Diagnosis of Pediatric-Type Follicular Lymphoma in Young Adults (Own Data)

AM Kovrigina, LV Plastinina, SK Kravchenko, ES Nesterova, TN Obukhova

Hematology Research Center under the Ministry of Health of the Russian Federation, 4а Novyi Zykovskii pr-d, Moscow, Russian Federation, 125167

For correspondence: Alla Mikhailovna Kovrigina, DSci, Professor, 4а Novyi Zykovskii pr-d, Moscow, Russian Federation, 125167; Tel: +7(495)612-62-12; e-mail:

For citation: Kovrigina AM, Plastinina LV, Kravchenko SK, et al. Diagnosis of Pediatric-Type Follicular Lymphoma in Young Adults (Own Data). Clinical oncohematology. 2017;10(1):52–60 (In Russ).

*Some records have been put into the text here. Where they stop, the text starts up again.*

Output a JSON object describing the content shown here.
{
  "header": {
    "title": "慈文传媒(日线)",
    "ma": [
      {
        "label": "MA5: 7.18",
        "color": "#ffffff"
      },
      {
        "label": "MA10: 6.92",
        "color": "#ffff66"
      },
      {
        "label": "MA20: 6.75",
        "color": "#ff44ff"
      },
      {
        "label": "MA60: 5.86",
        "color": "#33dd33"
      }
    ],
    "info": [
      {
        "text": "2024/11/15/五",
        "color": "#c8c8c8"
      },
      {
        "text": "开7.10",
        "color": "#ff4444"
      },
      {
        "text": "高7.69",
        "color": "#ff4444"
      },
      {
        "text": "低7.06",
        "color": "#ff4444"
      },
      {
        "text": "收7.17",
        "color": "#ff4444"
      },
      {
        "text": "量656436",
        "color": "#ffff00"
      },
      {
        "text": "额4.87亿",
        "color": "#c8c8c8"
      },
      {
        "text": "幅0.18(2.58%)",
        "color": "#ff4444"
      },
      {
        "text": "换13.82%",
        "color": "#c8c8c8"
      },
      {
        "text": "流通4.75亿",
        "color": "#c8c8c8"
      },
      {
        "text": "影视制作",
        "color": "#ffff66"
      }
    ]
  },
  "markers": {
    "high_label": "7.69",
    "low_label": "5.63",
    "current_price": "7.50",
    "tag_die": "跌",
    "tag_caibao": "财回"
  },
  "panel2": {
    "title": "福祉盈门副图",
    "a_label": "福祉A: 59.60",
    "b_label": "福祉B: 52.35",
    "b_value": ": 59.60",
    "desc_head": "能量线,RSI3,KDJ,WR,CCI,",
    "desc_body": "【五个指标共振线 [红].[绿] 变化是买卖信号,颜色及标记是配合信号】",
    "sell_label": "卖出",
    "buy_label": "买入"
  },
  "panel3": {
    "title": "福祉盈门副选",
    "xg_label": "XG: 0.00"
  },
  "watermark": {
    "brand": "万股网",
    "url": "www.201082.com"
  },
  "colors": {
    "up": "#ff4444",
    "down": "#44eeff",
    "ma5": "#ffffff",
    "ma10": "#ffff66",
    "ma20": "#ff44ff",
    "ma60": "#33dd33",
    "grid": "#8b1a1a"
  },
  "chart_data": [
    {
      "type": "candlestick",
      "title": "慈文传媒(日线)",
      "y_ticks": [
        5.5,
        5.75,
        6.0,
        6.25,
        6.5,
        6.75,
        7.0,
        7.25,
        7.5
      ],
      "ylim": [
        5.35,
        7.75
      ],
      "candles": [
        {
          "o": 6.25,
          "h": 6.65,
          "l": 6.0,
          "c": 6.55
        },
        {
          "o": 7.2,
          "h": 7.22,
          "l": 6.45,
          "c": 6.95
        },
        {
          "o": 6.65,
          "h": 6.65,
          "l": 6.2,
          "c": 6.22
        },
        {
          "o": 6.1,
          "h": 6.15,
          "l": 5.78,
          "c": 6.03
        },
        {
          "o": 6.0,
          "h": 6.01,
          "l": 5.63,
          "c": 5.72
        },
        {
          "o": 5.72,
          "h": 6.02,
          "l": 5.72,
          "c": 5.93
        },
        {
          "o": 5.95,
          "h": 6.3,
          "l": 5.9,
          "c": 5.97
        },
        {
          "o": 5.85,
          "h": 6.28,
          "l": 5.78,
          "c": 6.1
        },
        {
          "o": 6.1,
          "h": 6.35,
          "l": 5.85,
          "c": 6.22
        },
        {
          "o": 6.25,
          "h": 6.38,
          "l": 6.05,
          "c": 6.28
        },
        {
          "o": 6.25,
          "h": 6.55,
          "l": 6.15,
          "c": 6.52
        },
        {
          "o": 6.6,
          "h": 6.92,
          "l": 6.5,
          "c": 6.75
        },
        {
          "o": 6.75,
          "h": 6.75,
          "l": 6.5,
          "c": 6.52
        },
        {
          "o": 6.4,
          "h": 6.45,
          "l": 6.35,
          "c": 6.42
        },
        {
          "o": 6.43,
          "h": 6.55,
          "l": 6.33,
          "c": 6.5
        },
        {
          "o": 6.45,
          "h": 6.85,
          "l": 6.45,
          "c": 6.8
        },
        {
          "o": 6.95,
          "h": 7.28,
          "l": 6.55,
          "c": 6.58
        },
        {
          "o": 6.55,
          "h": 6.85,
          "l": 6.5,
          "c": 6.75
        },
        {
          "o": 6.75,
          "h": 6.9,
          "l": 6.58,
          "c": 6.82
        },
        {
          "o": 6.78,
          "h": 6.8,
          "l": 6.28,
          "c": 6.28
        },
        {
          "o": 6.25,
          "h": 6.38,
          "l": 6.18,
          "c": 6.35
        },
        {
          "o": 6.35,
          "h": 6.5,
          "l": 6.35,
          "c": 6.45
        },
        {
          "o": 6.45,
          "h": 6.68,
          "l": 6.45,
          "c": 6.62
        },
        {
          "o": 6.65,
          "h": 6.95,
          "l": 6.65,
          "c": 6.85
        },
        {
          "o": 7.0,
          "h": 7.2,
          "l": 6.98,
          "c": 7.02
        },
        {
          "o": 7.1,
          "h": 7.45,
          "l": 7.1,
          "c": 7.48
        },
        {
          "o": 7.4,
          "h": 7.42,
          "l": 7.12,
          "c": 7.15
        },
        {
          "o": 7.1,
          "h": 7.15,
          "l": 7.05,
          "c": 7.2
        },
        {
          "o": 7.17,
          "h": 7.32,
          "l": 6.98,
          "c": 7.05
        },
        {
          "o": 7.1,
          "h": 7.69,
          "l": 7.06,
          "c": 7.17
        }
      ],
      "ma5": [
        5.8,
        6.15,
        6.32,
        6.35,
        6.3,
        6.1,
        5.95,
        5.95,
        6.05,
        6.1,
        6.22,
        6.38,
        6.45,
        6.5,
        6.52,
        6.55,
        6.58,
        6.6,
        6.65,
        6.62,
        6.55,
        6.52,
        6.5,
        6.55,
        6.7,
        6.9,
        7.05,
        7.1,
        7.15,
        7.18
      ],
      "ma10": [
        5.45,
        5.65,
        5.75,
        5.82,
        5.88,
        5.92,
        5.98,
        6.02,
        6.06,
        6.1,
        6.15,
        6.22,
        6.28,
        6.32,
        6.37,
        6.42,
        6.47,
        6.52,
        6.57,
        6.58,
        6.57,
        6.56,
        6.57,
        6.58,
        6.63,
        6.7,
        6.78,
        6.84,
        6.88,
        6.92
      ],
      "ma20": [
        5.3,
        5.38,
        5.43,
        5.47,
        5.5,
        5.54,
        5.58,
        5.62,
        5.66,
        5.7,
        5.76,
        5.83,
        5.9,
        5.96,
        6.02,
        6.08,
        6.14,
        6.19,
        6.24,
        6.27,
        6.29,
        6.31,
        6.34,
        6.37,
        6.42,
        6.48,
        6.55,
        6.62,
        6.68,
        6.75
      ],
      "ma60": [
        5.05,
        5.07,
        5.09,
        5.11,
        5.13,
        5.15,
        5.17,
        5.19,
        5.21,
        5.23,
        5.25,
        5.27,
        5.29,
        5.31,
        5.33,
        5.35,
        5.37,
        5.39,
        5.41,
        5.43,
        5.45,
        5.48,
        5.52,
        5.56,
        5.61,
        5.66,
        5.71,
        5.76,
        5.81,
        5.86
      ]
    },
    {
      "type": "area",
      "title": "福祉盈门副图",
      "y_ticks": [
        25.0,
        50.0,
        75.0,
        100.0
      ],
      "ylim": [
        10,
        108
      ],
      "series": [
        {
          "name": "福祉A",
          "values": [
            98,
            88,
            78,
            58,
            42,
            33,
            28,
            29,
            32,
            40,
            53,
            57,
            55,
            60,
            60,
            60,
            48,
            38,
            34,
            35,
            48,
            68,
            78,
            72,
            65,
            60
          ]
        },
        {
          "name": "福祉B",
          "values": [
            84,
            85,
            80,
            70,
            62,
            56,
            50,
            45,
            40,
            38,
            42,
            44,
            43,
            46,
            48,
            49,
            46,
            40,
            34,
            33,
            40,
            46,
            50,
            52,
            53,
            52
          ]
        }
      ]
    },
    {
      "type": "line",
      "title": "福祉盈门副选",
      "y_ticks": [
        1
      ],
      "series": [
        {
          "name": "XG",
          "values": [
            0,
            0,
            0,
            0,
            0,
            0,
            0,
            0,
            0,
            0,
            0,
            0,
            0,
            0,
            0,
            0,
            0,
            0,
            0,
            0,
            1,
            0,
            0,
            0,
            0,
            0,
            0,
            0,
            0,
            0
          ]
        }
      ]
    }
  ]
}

DOI: 10.21320/2500-2139-2017-10-1-52-60


Aim. Pathomorphological, immunophenotypical and clinical characteristics of a new clinico-morphological form of pediatric-type follicular lymphoma (FL) in young adults discovered in 2008 (WHO classification).

Background. FL is a heterogeneous disease according to its morphological, immunophenotypical and molecular-genetic characteristics. FL de novo includes transformed FL, FL without t(14;18), FL with diffuse growth associated with del(1p.36) and TNFRSF14 mutation. Pediatric-type FL in young adults is poorly studied; and it is especially interesting because of its clinical diversity and molecular-genetic heterogeneity of FL, in general.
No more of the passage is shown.